Morsch geeft Schubert-concerten fraai besluit
Het ‘Schubert-minifestival’ van de Robeco Zomerconcerten werd gisteravond (23/7) fraai afgesloten, vooral dankzij bariton André Morsch. Hij zorgde voor momenten van grote schoonheid met zijn intieme, ingetogen zang. Intimiteit waar het sopraan Sophie Bevan aan ontbrak.
Het concert van gisteravond in de Kleine Zaal van het Concertgebouw was het derde en laatste van het ‘Schubert-liederen Minifestival’, een initiatief van pianist Malcolm Martineau en onderdeel van de Robeco Zomerconcerten.
Net als in de voorgaande twee recitals was het de mannelijke solist die voor de schoonste momenten zorgde. André Morsch, een Duitse bariton die deels in Nederland is opgeleid, begon de avond goed, maar zijn verzorgde zang sleepte me niet direct mee.

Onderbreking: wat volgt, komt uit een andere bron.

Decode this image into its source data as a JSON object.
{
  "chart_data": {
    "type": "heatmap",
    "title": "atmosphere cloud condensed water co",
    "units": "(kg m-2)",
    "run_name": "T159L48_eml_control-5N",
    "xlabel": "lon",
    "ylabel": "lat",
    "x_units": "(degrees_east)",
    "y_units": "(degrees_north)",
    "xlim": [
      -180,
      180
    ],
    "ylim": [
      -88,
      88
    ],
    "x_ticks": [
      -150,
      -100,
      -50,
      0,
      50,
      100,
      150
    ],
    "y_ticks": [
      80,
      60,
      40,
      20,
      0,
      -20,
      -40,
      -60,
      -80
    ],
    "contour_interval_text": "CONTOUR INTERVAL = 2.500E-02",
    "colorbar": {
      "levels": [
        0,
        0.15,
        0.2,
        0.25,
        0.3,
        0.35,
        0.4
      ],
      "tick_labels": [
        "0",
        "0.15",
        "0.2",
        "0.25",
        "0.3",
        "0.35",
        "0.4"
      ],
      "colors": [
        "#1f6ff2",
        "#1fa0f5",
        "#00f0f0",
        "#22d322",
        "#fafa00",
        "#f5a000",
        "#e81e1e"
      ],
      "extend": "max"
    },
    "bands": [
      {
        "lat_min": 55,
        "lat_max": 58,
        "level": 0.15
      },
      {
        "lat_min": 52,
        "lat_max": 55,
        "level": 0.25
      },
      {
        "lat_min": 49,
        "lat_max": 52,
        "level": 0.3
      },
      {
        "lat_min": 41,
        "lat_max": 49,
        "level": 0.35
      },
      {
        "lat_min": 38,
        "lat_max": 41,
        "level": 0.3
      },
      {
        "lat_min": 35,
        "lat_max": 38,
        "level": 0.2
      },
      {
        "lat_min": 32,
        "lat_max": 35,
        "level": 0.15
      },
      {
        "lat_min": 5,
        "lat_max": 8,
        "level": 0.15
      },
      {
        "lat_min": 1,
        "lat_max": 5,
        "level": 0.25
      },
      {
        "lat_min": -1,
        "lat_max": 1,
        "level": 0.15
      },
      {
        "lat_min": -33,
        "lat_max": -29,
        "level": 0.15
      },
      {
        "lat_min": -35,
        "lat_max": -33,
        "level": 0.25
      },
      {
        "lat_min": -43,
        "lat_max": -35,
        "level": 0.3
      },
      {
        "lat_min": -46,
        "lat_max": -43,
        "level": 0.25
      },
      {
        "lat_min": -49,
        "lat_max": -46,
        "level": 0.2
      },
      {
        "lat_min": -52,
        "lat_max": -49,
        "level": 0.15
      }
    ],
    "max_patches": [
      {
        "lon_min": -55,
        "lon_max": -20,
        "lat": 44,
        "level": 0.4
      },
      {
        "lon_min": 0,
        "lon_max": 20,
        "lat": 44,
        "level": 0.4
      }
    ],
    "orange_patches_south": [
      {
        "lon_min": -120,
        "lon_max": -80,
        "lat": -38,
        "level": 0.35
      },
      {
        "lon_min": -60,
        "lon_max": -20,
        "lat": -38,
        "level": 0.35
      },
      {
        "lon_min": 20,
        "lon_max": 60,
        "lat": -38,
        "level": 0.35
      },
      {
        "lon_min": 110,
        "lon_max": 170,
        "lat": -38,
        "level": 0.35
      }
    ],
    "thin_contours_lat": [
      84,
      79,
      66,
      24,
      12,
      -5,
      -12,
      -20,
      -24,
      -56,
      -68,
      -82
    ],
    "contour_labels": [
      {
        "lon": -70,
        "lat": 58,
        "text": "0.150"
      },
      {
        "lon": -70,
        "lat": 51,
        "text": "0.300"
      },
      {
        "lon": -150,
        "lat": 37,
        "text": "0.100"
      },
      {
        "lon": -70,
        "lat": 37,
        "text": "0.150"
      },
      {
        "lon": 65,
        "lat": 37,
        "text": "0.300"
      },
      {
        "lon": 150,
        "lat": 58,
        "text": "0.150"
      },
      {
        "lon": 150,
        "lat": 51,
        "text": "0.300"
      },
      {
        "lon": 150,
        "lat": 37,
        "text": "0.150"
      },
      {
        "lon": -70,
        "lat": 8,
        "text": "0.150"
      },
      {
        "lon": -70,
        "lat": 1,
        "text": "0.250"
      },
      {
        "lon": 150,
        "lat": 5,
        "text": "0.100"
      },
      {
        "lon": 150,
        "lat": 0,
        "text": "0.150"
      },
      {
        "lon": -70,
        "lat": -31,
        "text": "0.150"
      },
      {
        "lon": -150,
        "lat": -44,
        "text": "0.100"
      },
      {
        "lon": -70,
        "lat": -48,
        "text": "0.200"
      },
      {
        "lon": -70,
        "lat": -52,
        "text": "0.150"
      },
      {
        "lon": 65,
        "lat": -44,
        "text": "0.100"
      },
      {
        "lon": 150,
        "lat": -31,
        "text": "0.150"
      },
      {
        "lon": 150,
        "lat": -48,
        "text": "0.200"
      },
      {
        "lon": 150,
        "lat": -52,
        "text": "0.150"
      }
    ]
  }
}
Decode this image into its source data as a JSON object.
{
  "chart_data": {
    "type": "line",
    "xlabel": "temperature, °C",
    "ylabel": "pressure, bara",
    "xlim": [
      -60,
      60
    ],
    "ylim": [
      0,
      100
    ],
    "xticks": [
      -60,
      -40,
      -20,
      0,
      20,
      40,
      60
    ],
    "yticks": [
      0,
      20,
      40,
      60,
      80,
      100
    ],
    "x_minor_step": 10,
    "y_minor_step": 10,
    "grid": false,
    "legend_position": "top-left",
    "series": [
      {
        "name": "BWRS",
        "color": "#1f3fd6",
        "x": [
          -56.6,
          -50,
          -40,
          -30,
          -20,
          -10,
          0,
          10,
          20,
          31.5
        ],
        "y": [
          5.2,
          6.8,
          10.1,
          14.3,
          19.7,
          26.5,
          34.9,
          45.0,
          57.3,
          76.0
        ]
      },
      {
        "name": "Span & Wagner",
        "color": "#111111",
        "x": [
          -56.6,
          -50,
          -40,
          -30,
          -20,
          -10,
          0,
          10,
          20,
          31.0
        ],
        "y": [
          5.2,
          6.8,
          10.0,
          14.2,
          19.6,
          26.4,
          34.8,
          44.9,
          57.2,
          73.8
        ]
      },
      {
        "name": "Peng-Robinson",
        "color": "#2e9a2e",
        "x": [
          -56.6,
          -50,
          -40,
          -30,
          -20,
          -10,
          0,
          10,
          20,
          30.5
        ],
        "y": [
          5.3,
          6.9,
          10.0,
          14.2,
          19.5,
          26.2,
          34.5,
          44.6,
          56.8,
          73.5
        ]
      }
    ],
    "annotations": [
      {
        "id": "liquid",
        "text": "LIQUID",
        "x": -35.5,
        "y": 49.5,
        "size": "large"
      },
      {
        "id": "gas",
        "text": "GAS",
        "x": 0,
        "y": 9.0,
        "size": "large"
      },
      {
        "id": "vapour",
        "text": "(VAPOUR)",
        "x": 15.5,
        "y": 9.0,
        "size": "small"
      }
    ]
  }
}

Pas tegen de pauze begon hij verhalen te vertellen, bijvoorbeeld in het vrolijke, uitbundige ‘Seligkeit’.
Na de pauze hoorden we hem echt van zijn, zo neem ik aan, beste kant. In twee opeenvolgende liederen – ‘Am Bach im Frühlinge’ en ‘Das Rosenband’ – creëerde hij met ingetogen, uiterst beheerste stem een sfeer vol rust en kalmte. Het was alsof alle spanning van zijn schouders gleed en de klanken zonder inspannig uit zijn mond stroomden.
Juist door zo subtiel te zingen, werd de Kleine Zaal opeens echt klein, intiem. Het was zo’n moment waarop de omgeving wegvalt en alleen klank en tekst overblijven. Breekbaar als glas, maar juist daardoor zo betoverend.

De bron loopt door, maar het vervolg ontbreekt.